Another common technique used for analyzing numerical data is called the correlation coefficient. The correlation coefficient shows how closely two variables are related to each other. For example, many medical studies have attempted to determine the connection between smoking and lung cancer. The question is whether heavy smokers are more likely to develop lung cancer.
One way to do such studies is to measure the amount of smoking a person has done in her or his lifetime and compare the rate of lung cancer among those individuals. A mathematical formula allows the researcher to calculate the correlation coefficient between these two sets of data—rate of smoking and risk for lung cancer. That coefficient can range between 1.0, meaning the two are perfectly correlated, and −1.0, meaning the two have an inverse relationship (when one is high, the other is low).
The correlation test is a good example of the limitations of statistical analysis.
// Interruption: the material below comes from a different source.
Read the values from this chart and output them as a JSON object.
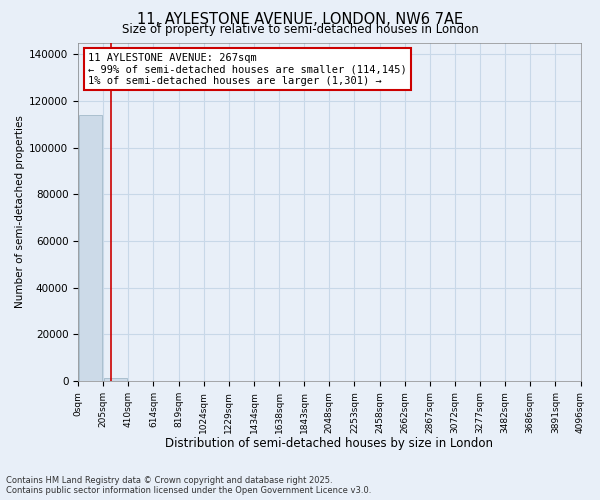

Suppose that the correlation coefficient in the example above turned out to be 1.0. That number would mean that people who smoke the most are always the most likely to develop lung cancer. But what the correlation coefficient does not say is what the cause and effect relationship, if any, might be. It does not say that smoking causes cancer.
Chi square and correlation coefficient are only two of dozens of statistical tests now available for use by researchers. The specific kinds of data collected and the kinds of information a researcher wants to obtain from these data determine the specific test to be used.